Mulher de 57 anos morre após mal súbito em academia de Jundiaí, SP
Uma mulher de 57 anos faleceu na manhã desta quarta-feira, 28 de fevereiro, após sofrer um mal súbito enquanto treinava em uma academia localizada no bairro Agapeama, em Jundiaí, interior de São Paulo. O Serviço de Atendimento Móvel de Urgência (Samu) foi acionado imediatamente, mas, infelizmente, a vítima não resistiu aos esforços de reanimação realizados pela equipe no local.
Detalhes do incidente e informações da família
De acordo com o boletim de ocorrência registrado pela Polícia Civil, a nora da mulher informou que a sogra era considerada uma pessoa saudável, sem doenças preexistentes conhecidas, que treinava diariamente e não fazia uso de medicação regular. O mal súbito ocorreu enquanto ela realizava uma série de exercícios físicos, levando a uma parada cardiorrespiratória súbita.
A equipe do Samu tentou reanimá-la com manobras de ressuscitação, mas sem sucesso. O corpo foi encaminhado para perícia no Instituto Médico Legal (IML) de Jundiaí, onde um laudo deve ser emitido para indicar a causa exata da morte. Enquanto isso, o caso foi registrado como morte suspeita, aguardando investigações mais aprofundadas.

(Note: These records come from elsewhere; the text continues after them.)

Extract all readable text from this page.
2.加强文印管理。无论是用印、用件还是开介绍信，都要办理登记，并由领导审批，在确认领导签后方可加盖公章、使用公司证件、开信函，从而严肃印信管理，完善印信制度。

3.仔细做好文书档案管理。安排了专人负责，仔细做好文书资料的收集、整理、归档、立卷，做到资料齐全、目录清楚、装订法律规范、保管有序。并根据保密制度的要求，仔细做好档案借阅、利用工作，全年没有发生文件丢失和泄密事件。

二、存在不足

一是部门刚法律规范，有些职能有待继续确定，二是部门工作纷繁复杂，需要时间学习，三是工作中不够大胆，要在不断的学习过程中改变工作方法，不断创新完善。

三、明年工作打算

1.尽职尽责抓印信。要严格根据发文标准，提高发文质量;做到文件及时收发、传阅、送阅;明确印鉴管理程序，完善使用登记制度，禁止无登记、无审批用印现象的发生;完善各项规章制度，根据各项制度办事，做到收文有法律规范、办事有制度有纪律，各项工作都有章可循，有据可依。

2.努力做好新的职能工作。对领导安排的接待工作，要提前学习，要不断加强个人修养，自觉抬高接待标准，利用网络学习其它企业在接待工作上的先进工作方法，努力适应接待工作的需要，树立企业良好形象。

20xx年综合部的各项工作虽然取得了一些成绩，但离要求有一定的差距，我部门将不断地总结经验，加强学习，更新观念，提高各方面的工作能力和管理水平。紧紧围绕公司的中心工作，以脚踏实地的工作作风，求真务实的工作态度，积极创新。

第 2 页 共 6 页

Segundo caso similar em menos de dez dias na cidade
Este incidente marca a segunda morte de uma mulher em academia em Jundiaí em um curto período de tempo. No dia 19 de janeiro, uma idosa de 72 anos faleceu após sofrer um mal súbito em uma academia no bairro Jardim Sagrado Coração de Jesus, também em Jundiaí.
Na ocasião, a vítima realizava atividades aeróbicas quando perdeu a consciência e caiu. Ela foi atendida por uma equipe extra-hospitalar, que constatou a ausência de pulsação. Manobras de reanimação foram realizadas, e ela chegou a ser encaminhada ao Hospital São Vicente de Paulo, onde a morte foi confirmada. O caso foi registrado como morte súbita, sem causa aparente determinada, no 3º Distrito Policial de Jundiaí.
Esses eventos consecutivos levantam questões sobre a segurança em academias e a importância de monitoramento médico durante atividades físicas intensas, especialmente para pessoas com mais de 50 anos. Autoridades locais e profissionais de saúde podem revisar protocolos para prevenir futuras tragédias.